Iraq (MNN) — Iraq is edging closer to becoming a failed state. The new parliament failed to elect a Speaker, which means no movement on choosing the new president, who names a presumptive prime minister. Essentially, Iraq has no functioning government, an active insurgency, and a Level 3 humanitarian crisis.

On Day 1 of Ramadan, Islam’s holiest month, the Islamic State of Iraq and Syria announced a Caliphate. A Mission Network News story about this alarming development got very little traction because many readers didn’t know what a caliphate was.

Todd Nettleton, spokesman for The Voice of the Martyrs USA, explains that it’s an Islamic state led by a supreme religious and political leader known as a caliph or a successor to Muhammad. “It’s basically an area that is controlled by them. They would lay down the law in the civil sense of what the regulations are and how the country works. They would also lay down the law religiously.”

This is having a direct impact on Christians in area. Most of them are either being subjected to unreal brutality or are fleeing. There is almost nothing left of a remnant church in Iraq. The stated goal of the Islamic State was to create a Caliphate, which is sounding familiar tones with similar insurgencies.

Both the Boko Haram and al-Shabaab have been wreaking havoc in Nigeria and Somalia, respectively. With the same objective governing the militants, what would happen if the three groups came together to increase the borders of the Caliphate in Iraq?

Nettleton doesn’t think that would be likely. He explains, “When you think about ISIS and Boko Haram or Boko Haram and al-Shabaab coming together and working together, can they come together in some things? Absolutely. Can they share expertise, can they share weaponry? Sure. But when it comes right down to who’s going to be in charge, that’s a very significant question. It would take some finesse for one of the leaders to really bow to the authority of another leader.”

Meanwhile, ISIS instituted the jizya, a poll tax, on Christians in the areas they control in an attempt to put pressure on them and displace them from the city. Tens of thousands chose to flee.

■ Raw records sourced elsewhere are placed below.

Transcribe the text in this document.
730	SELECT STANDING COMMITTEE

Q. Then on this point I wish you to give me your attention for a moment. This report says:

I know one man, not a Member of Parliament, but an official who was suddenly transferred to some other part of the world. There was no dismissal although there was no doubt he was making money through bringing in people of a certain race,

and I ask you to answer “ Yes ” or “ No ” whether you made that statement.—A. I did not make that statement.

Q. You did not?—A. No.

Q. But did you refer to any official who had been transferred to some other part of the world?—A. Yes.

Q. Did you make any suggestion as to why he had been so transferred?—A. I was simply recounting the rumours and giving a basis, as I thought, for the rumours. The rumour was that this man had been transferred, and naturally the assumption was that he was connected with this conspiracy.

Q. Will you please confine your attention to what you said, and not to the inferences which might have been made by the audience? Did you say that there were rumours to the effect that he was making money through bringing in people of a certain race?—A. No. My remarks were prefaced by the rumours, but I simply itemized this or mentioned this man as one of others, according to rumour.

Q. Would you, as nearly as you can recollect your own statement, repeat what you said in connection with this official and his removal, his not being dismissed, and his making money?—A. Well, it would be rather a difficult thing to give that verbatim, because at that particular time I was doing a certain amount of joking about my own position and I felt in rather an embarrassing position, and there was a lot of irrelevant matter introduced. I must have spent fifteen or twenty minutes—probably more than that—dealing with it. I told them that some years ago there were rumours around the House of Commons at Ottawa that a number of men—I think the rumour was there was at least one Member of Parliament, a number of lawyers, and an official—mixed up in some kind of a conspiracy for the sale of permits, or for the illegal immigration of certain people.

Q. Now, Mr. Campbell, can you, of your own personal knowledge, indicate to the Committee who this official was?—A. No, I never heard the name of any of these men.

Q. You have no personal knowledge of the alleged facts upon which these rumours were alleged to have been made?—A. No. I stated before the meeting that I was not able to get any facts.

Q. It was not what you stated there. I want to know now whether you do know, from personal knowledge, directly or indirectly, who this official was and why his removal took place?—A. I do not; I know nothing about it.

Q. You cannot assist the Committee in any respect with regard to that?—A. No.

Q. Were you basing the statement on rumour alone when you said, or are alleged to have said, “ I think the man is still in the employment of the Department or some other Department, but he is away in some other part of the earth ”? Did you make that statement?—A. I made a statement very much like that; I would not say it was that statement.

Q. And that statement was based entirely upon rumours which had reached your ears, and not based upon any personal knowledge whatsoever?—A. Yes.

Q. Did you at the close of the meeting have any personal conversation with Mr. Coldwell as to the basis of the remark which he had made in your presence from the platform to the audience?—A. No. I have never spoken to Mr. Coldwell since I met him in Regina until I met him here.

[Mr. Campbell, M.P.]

The United Nations reports that over a million Iraqis have been displaced since January 2014. Right now, the most pressing need for the refugees and Internally Displaced Peoples are food, water, and shelter.

Nettleton says help is needed just to keep the survivors alive. “People here in the United States pack relief packs. We call them ‘Action Packs.’ We have delivered them into the Middle East, specifically targeting Christians who have left Iraq and left Syria.”

(Photo courtesy Voice of the Martyrs)

(Photo courtesy Voice of the Martyrs)

Here’s how it works: click the link to get started. If you want to fill the Action Pack, VOM will send you a special pre-printed vacuum bag to be filled with items you select from the list included with your pack. After you’re finished packing the bag, ship your Action Pack back to VOM, and they’ll distribute it along with a Bible or Gospel storybook to the country that currently needs Action Packs the most.

Nettleton adds, “We can provide Bibles, we can provide encouragement, and I think one of the key things that we do is serve as a voice for them. [We] tell their stories and remind the American Church: ‘These are our brothers and sisters. They are suffering. We need to be in prayer for them.’

“If one member suffers, all suffer together; if one member is honored, all rejoice together” (1 Corinthians 12:26).